I have successfully used MyBatis streaming with the Cursor. The Cursor has been implemented on MyBatis at this PR.

From the documentation it is described as

A Cursor offers the same results as a List, except it fetches data lazily using an Iterator.

Besides, the code documentation says

Cursors are a perfect fit to handle millions of items queries that would not normally fits in memory.

Here is an example of implementation I have done and which I was able to successfully use it:

import org.mybatis.spring.SqlSessionFactoryBean;

// You have your SqlSessionFactory somehow, if using Spring you can use 
SqlSessionFactoryBean sqlSessionFactory = new SqlSessionFactoryBean();

Then you define your mapper, e.g., UserMapper with the SQL query that returns a Cursor of your target object, not a List. The whole idea is to not store all the elements in memory:

import org.apache.ibatis.annotations.Select;
import org.apache.ibatis.cursor.Cursor;

public interface UserMapper {

    @Select(
        "SELECT * FROM users"
    )
    Cursor<User> getAll();
}

Then you write the that code that will use an open SQL session from the factory and query using your mapper:

try(SqlSession sqlSession = sqlSessionFactory.openSession()) {
    Iterator<User> iterator = sqlSession.getMapper(UserMapper.class)
                                        .getAll()
                                        .iterator();
    while (iterator.hasNext()) {
        doSomethingWithUser(iterator.next());
    }
}

handleResult receives as many records as the query gets, no pause.

When there are too many records to process I used sqlSessionFactory.getSession().getConnection(). Then as, normal JDBC, get a Statement, get the Resultset, and process one by one the records. Don't forget to close the session.


myBatis CAN stream results. What you need is a custom result handler. With this you can take each row separately and write it to your XML file. The overall scheme looks like this:

session.select(
    "mappedStatementThatFindsYourObjects",
    parametersForStatement,
    resultHandler);

Where resultHandler is an instance of a class implementing the ResultHandler interface. This interface has just one method handleResult. This method provides you with a ResultContext object. From this context you can retrieve the row currently being read and do something with it.
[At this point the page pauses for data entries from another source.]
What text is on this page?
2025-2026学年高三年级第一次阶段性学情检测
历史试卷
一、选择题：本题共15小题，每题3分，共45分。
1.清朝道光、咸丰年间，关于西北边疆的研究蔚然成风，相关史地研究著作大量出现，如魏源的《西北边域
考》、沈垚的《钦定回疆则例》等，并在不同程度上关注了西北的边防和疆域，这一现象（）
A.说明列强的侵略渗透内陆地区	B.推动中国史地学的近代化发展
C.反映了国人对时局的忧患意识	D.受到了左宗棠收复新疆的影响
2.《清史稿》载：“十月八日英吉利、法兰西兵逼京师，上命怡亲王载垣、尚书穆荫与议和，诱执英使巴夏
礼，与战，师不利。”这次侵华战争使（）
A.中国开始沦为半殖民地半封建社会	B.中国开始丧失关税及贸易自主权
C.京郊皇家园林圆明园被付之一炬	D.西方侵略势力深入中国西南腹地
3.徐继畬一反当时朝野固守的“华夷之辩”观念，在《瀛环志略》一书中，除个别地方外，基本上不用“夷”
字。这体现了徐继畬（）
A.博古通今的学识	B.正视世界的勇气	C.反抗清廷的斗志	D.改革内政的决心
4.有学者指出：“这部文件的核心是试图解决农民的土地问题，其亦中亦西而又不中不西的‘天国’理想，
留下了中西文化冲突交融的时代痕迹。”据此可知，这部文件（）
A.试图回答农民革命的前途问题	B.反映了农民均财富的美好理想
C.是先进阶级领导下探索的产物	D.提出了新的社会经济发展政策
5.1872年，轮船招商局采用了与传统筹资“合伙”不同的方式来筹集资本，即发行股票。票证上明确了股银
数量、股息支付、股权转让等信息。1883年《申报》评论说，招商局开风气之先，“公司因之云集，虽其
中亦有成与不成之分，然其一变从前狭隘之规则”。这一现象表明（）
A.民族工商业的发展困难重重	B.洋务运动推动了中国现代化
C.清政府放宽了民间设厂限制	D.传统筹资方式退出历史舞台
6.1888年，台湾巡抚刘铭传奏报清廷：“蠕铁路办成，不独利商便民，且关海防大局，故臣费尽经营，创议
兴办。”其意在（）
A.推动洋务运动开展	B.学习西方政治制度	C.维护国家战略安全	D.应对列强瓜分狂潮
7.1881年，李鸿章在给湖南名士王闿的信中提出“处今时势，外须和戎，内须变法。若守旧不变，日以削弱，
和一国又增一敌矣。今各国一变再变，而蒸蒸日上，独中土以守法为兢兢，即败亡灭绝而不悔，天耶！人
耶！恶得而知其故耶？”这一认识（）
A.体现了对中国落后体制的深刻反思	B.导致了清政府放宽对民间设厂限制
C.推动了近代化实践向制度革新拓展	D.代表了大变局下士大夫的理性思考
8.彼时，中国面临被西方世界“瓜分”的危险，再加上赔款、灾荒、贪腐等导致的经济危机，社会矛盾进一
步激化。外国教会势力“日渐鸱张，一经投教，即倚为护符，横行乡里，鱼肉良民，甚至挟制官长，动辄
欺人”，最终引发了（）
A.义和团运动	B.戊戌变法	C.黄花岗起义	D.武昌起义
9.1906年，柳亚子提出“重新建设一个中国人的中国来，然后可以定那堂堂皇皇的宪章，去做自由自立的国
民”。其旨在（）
handleResult(ResultContext context) {
  Object result = context.getResultObject();
  doSomething(result);
}

No, mybatis does not have full capability to stream results yet.

EDIT 1: If you don't need nested result mappings then you could implement a custom result handler to stream results. on current released versions of MyBatis. (3.1.1) The current limitation is when you need to do complex result mapping. The NestedResultSetHandler does not allow custom result handlers. A fix is available, and it looks like is currently targeted for 3.2. See Issue 577.

In summary, to stream large result sets using MyBatis you'll need.

  1. Implement your own ResultSetHandler.
  2. Increase fetch size. (as noted below by Guillaume Perrot)
  3. For Nested result maps, use the fix discussed on Issue 577. This fix also resolves some memory issues with large result sets.